Within this story is the widely held belief that Metasearch is a direct booking tactic. It is a tool to compete with the performance-marketing-savvy OTAs and push down costs. Knowing that a Meta booking can be cheaper than an OTA booking, hotels run their campaigns until the cost is equivalent to the OTA commission. There is common sense in this strategy. However, we argue in this article that this overwhelming focus on direct bookings misses a key benefit of competing on Meta. It stops a guest from booking a competitor hotel.
This begs the question: how does a comparison of rates help a hotel against its competition? A hotel comparison, sure, but a rate comparison? Is Metasearch not targeting the fabled bottom of funnel traffic that have already decided on a hotel? If the visitor clicks on Booking.com’s link, sure it is a commission booking, but it is still a booking nonetheless.
Central to our argument is that a visitor clicking an OTA link often leads to a booking at another hotel, by design. OTAs’ core competitive advantage is their curation of a whole market of hotels. Their function is to compare hotels, suggest hotels, filter hotels, and promote hotels. A single hotel cannot offer the same functions. The OTAs are shameless in (implicitly) communicating this fact.
Take the following example.
1. When you click a Meta link to Booking.com you will not arrive—like on the direct website—in Booking’s “booking engine”. You will not even land on the hotel page. Instead, you land on the search results page, 2 (giant) steps away from starting a booking. In a world of one-click purchases, this is a lot of extra friction.
2. The hotel card makes up only around 21% of the landing screen space and a fraction of the space on the page as a whole. The selected hotel competes with 26 similar listings on this page alone.
“Amsterdam: 477 properties found” is written in a font size that is 15% larger than the hotel name. This is not a mere fact, but perhaps the most important USP of Booking.com. The search box features the strongest colours with its Ikea-esque clash of yellow and blue. Filters, navigation links and (not one but two) map call-outs fill the remaining space.
3. For new visitors, Booking.com even places a tool-tip over the hotel listing to call attention to filters. While we are here, notice that Booking.com now promotes a free taxi ride to win this first time customer (compared to a member who only gets 10% off rental cars).
4. Clicking on “see availability” loads the hotel page in a new tab, this allows a visitor to effortlessly return to the search results rather than go back to Google. Booking.com knows its paying a lot for this visitor and is not going to waste them.
5. Even on the hotel page, the search bar retains its prominent position. A bread-crumb navigation bar highlights links to “Netherlands Hotels”, “Noord-Holland Hotels”, “Amsterdam Hotels” and “Amsterdam City Centre Hotels”.
Notice that the guest isn’t even dropped into the room rates section of the page (that you would expect for a bottom of funnel visitor).
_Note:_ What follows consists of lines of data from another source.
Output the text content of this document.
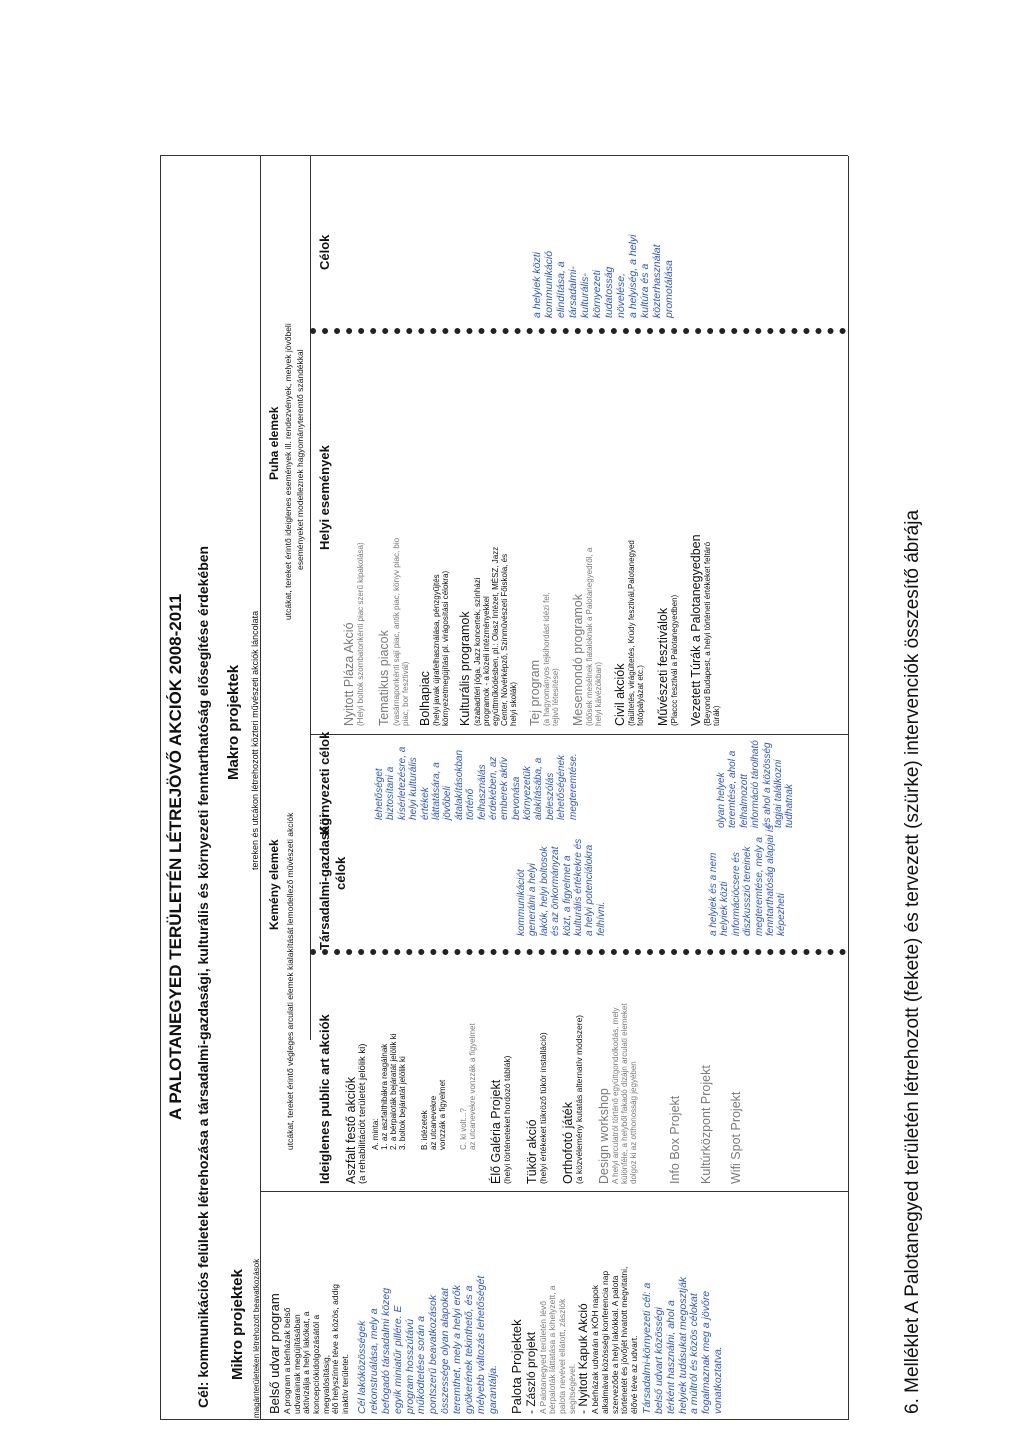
A PALOTANEGYED TERÜLETÉN LÉTREJÖVŐ AKCIÓK 2008-2011 Cél: kommunikációs felületek létrehozása a társadalmi-gazdasági, kulturális és környezeti fenntarthatóság elősegítése érdekében Mikro projektek magánterületeken létrehozott beavatkozások
Makro projektek tereken és utcákon létrehozott közteri művészeti akciók láncolata
Kemény elemek utcákat, tereket érintő végleges arculati elemek kialakítását lemodellező művészeti akciók
Puha elemek utcákat, tereket érintő ideiglenes események ill. rendezvények, melyek jövőbeli eseményeket modelleznek hagyományteremtő szándékkal
Ideiglenes public art akciók
Társadalmi-gazdasági célok
Környezeti célok
Helyi események
Célok
Belső udvar program A program a bérházak belső udvarainak megújításában aktivizálja a helyi lakókat, a koncepciókidolgozásától a megvalósításig, élő helyszínné téve a közös, addig inaktív területet. Cél lakóközösségek rekonstruálása, mely a befogadó társadalmi közeg egyik miniatűr pillére. E program hosszútávú működtetése során a pontszerű beavatkozások összessége olyan alapokat teremthet, mely a helyi erők gyökerének tekinthető, és a mélyebb változás lehetőségét garantálja. Palota Projektek - Zászló projekt A Palotanegyed területén lévő bérpaloták láttatása a kihelyzett, a palota nevével ellátott, zászlók segítségével. - Nyitott Kapuk Akció A bérházak udvarán a KÖH napok alkalmával közösségi konferencia nap szerveződe a helyi lakókkal. A palota történetét és jövőjét hivatott megvitatni, élővé téve az udvart. Társadalmi-környezeti cél: a belső udvart közösségi térként használni, ahol a helyiek tudásukat megosztják a múltról és közös célokat fogalmaznak meg a jövőre vonatkoztatva.
Aszfalt festő akciók (a rehabilitációt területét jelölik ki) A. minta: 1. az aszfalthibákra reagálnak 2. a bérpaloták bejáratát jelölik ki 3. boltok bejáratát jelölik ki B. idézetek az utcanevekre vonzzák a figyelmet C. ki volt...? az utcanevekre vonzzák a figyelmet Élő Galéria Projekt (helyi történeteket hordozó táblák) Tükör akció (helyi értékeket tükröző tükör installáció) Orthofotó játék (a közvélemény kutatás alternatív módszere) Design workshop A helyi arculatról történő együttgondolkodás, mely különféle, a helyből fakadó dizájn arculati elemeket dolgoz ki az otthonosság jegyében Info Box Projekt Kultúrközpont Projekt Wifi Spot Projekt
kommunikációt generálni a helyi lakók, helyi boltosok és az önkormányzat közt, a figyelmet a kulturális értékekre és a helyi potenciálokra felhívni.	a helyiek és a nem helyiek közti információcsere és diszkusszió tereinek megteremtése, mely a fenntarthatóság alapjai is képezheti
lehetőséget biztosítani a kísérletezésre, a helyi kulturális értékek láttatására, a jövőbeli átalakításokban történő felhasználás érdekében, az emberek aktív bevonása környezetük alakításába, a beleszólás lehetőségének megteremtése.	olyan helyek teremtése, ahol a felhalmozott információ tárolható és ahol a közösség tagjai találkozni tudhatnak
Nyitott Pláza Akció (Helyi boltok szombatonkénti piac szerű kipakolása) Tematikus piacok (vasárnaponkénti saji piac, antik piac, könyv piac, bio piac, bor fesztivál) Bolhapiac (helyi javak újrafelhasználása, pénzgyűjtés környezetmegújítási pl. virágosítási célokra) Kulturális programok (szabadtéri jóga, Jazz koncertek, színházi programok - a közeli intézményekkel együttműködésben, pl.: Olasz Intézet, MÉSZ, Jazz Center, Növérképző, Színművészeti Főiskola, és helyi skolák) Tej program (a hagyományos tejkihordást idézi fel, tejivó létesítése) Mesemondó programok (idősek mesélnek fiataloknak a Palotanegyedről, a helyi kávézókban) Civil akciók (faültetés, virágültetés, Krúdy fesztivál,Palotanegyed fotópályázat etc.) Művészeti fesztiválok (Placcc fesztivál a Palotanegyedben) Vezetett Túrák a Palotanegyedben (Beyond Budapest, a helyi történeti értékeket feltáró túrák)
a helyiek közti kommunikáció elindítása, a társadalmi- kulturális- környezeti tudatosság növelése, a helyiség, a helyi kultúra és a közterhasználat promotálása
6. Melléklet A Palotanegyed területén létrehozott (fekete) és tervezett (szürke) intervenciók összesítő ábrája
Booking.com knows visitors are not fully convinced. Indeed, in our analysis, we see that meta visitors take between 8 and 11 minutes to make a booking (varying by device). That’s not an open and shut case.
6. Curious about the location? If you open the map you are not shown the hotel’s location USPs but are instead barraged with nearby deals. Booking.com even declares that the 3 closest hotels provide “better value than current property.” That kind of messaging alone should make a hotel uncomfortable with losing clicks to Booking.com.
There are three separate links to the map search on the hotel page alone.
7. Hotels.com goes a step further than Booking.com. When exiting the website they push you to consider alternative hotels.
An accident?
OTAs are conversion rate juggernauts. They AB test on a titanic scale. No design decision is by accident. They are carefully calculated moves to capitalise on their strengths (not yours). They communicate subtly, at every step of the way—“do not stop searching.”
The implication is that many people who click on an OTA get sucked back into the top of the funnel. Booking.com is shaking the funnel like a snow globe—some snowflakes sink straight back to the bottom (of the funnel), but others will float around landing in all sorts of places. So long as it remains in the Booking.com sphere, they don’t mind.
What does it mean for hotels?
When a hotel uses Metasearch and wins a visitor’s click, you are not only reducing costs of acquisition, but you’re also increasing the chance that the visitor will book with you and not elsewhere. By controlling the landing experience, you monopolise the space for your hotel. That is a powerful advantage that shouldn’t be wasted.